After my awayday in London, I arrived back on Saturday evening at The Old Swan in Harrogate in perfect time for a glass of red with Conn Iggulden, Simon Turney, Angus Donald, Harry Sidebottom, Derek Birks and Giles Christian. And what a sparky group that was; Viking axes, Roman ball-bearings and medieval sex!
This was to be a Roman evening and one I had scheduled as a “must attend”. First up was Conn Iggulden in a wide-ranging, often moving and highly entertaining talk about his writing, research and family. His book The Gates of Rome (the start of the Emperor series about Julius Caesar) had engaged me ass soon as I started reading it. Author of the famous/notorious Dangerous Book for Boys, he’s now writing about the War of the Roses.
Next, it was the much anticipated film of the 194 km Romani Walk film from Capua to Rome by Roman authors Ben Kane, Russell Whitfield and Anthony Riches. Russell had talked about it on this blog in May. Now it was the real thing. Hilarious, laddish and moving at times, the three of them toughed it out, following the route taken by the ancients. Foot problems and falling in ditches went hand in hand with admiration for the scenery and a deepening respect for the original Romans. And they fell into character, too: Ben, the wounded veteran, Russ, the moaning squaddie and Tony, the tough, impassive centurion. A real treat, masterminded by Phillip Stevens and narrated by Ian McKellen (or Gandalf, if you will).

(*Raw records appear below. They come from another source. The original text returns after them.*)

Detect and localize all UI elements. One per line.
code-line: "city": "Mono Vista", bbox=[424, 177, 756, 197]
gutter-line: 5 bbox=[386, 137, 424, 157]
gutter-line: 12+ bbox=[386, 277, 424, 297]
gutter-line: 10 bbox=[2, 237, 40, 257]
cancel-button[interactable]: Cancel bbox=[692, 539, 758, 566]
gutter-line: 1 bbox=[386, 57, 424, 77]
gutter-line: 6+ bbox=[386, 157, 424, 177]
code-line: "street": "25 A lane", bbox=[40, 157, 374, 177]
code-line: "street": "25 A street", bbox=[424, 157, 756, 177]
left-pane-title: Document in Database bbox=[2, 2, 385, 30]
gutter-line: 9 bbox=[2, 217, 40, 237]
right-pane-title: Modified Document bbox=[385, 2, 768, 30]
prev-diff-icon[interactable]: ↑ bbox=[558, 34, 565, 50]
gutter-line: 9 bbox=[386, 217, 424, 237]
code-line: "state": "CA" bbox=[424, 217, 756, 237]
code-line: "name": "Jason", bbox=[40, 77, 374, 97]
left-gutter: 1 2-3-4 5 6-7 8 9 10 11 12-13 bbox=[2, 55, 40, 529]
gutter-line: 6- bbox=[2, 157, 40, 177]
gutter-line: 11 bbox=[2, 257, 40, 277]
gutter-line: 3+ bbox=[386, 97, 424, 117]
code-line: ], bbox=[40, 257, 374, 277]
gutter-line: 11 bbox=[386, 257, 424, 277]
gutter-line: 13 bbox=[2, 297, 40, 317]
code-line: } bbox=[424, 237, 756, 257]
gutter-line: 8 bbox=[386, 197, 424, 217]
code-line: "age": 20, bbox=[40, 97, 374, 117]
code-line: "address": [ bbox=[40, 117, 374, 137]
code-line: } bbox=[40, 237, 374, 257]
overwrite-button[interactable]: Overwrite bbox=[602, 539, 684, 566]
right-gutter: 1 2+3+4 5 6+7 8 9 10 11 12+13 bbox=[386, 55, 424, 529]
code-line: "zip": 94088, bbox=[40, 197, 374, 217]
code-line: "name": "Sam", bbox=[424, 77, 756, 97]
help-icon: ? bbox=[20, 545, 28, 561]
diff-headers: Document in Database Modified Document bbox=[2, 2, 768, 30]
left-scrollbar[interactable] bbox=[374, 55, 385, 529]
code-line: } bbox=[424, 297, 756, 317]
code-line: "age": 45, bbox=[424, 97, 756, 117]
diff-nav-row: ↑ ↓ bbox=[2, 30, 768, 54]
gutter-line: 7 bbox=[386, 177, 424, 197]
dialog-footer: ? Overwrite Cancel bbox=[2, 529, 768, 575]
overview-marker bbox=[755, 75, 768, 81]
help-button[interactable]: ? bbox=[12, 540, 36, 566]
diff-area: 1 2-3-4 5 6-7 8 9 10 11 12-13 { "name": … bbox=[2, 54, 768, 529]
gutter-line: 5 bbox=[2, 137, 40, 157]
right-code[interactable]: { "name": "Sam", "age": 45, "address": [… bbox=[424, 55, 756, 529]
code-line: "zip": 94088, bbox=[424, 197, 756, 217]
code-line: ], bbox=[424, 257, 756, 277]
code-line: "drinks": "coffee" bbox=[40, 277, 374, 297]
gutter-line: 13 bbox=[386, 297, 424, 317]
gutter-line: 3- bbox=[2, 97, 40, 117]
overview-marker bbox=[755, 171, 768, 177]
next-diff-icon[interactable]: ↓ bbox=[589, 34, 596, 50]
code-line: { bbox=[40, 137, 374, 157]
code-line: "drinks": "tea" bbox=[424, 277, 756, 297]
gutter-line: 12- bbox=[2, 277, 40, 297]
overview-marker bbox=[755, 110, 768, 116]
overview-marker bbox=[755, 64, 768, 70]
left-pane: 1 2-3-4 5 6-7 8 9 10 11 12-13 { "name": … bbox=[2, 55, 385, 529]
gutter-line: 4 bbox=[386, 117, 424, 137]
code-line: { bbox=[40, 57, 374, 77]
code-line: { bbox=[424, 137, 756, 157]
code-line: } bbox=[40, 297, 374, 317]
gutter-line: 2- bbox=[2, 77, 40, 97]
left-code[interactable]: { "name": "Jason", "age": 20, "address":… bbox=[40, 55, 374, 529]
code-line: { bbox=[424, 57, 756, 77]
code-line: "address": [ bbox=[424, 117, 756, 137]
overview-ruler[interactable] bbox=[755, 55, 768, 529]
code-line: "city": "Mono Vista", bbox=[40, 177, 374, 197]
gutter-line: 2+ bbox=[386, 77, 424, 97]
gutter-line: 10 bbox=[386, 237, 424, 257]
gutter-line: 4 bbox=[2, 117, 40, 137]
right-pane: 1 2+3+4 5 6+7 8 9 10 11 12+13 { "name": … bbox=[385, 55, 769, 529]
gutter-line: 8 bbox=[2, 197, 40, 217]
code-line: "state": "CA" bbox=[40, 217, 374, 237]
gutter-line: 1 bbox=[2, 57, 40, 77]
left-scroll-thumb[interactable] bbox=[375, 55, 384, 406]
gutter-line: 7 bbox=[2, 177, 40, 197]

Here’s a taster they made when training: http://vimeo.com/99783796
Sunday morning I was entranced by Antonia Hodgson (The Devil in Marshalsea) and colleagues Lucy Lethbridge, Tessa Boase and Dr Pamela Cox talking about women’s work, specifically about those in service or serving in shops. Apart from details of how tough, prestigious or precarious those jobs were, I was particularly struck by how many million women kept the domestic and retail economies going. The panel demonstrated in clear detail how our perception of stereotypes (Upstairs Downstairs, Downton Abbey, The House of Eliot, Mr Selfridge, The Paradise) was a broken one.

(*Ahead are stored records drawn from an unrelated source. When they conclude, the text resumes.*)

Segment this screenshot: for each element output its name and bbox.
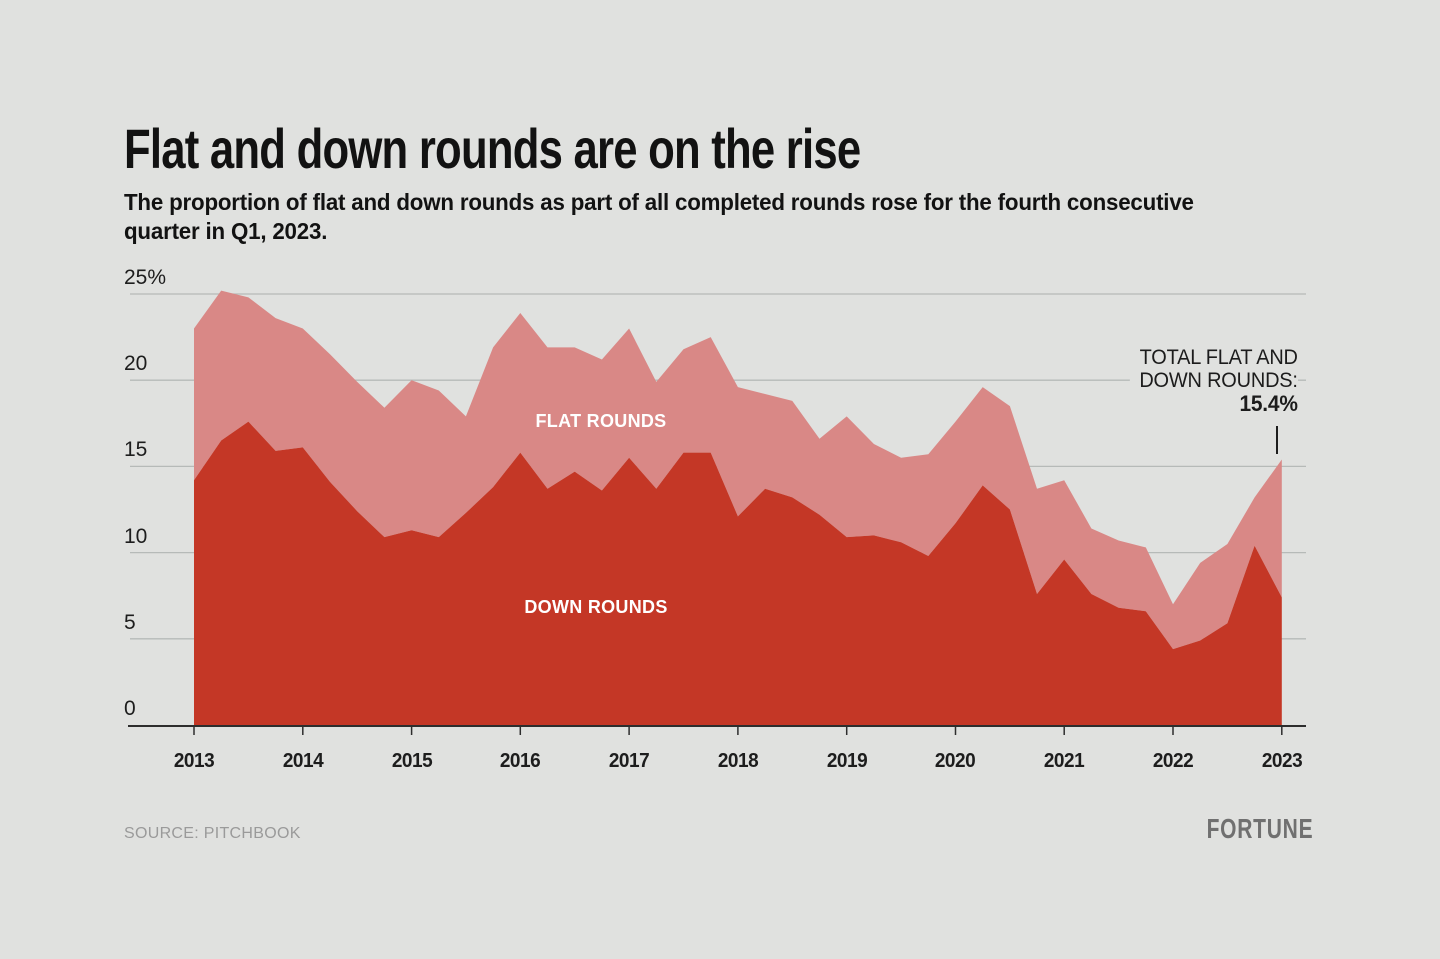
y-axis-tick-label: 20 [124, 352, 148, 376]
annotation-pointer-line [1276, 426, 1278, 454]
total-annotation: TOTAL FLAT AND DOWN ROUNDS: 15.4% [1130, 344, 1298, 417]
x-axis-tick-label: 2020 [935, 750, 976, 772]
x-axis-tick-label: 2017 [608, 750, 650, 772]
x-axis-tick-label: 2021 [1044, 750, 1085, 772]
down-rounds-area-label: DOWN ROUNDS [524, 597, 668, 617]
annotation-value: 15.4% [1239, 391, 1299, 416]
x-axis-tick-label: 2018 [717, 750, 759, 772]
x-axis-tick-label: 2013 [173, 750, 215, 772]
x-axis-tick-label: 2019 [826, 750, 867, 772]
x-axis-tick-label: 2015 [391, 750, 432, 772]
subtitle-line-1: The proportion of flat and down rounds a… [124, 189, 1194, 215]
source-credit: SOURCE: PITCHBOOK [124, 825, 301, 842]
flat-rounds-area-label: FLAT ROUNDS [535, 411, 667, 431]
y-axis-tick-label: 0 [124, 697, 136, 720]
annotation-line-2: DOWN ROUNDS: [1139, 369, 1299, 392]
chart-subtitle: The proportion of flat and down rounds a… [124, 188, 1194, 246]
x-axis-tick-label: 2016 [500, 750, 541, 772]
subtitle-line-2: quarter in Q1, 2023. [124, 218, 328, 244]
x-axis-tick-label: 2022 [1152, 750, 1194, 772]
x-axis-tick-label: 2014 [282, 750, 324, 772]
annotation-line-1: TOTAL FLAT AND [1139, 346, 1298, 369]
page-title: Flat and down rounds are on the rise [124, 117, 861, 180]
x-axis-tick-label: 2023 [1261, 750, 1303, 772]
y-axis-tick-label: 10 [124, 524, 148, 548]
y-axis-tick-label: 5 [124, 610, 136, 634]
y-axis-tick-label: 25% [124, 266, 167, 289]
fortune-logo: FORTUNE [1206, 813, 1313, 844]
y-axis-tick-label: 15 [124, 438, 148, 462]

My immediate reaction was to want to find out more. Off to the bookshop…
Another Roman treat followed with writers Simon Scarrow and Harry Sidebottom in conversation. Historical reality, interacting with fans and research flavoured the cheerful banter. I’m a keen fan of Simon’s Macro and Cato, but both writers are renowned for their action-packed tales of Rome where imperial politics were decided as much behind closed doors as during epic battles, and the small people caught in the backlash had to fight to find their power or event survive.
Next, we were deep in the age of blood and poetry with the Vikings of the north with ferocious warriors, intrepid explorers and tough women.
And the weekend ended with debunking myths: Tom Harper, Angus Donald and James Wilde under the chairmanship of William Ryan deconstructed Robin Hood, Templars, Arthur and the Grail and Hereward the Wake.
What a weekend! I have to admit to a certain amount of overstimulated brain as I waved good-bye to Harrogate for another year.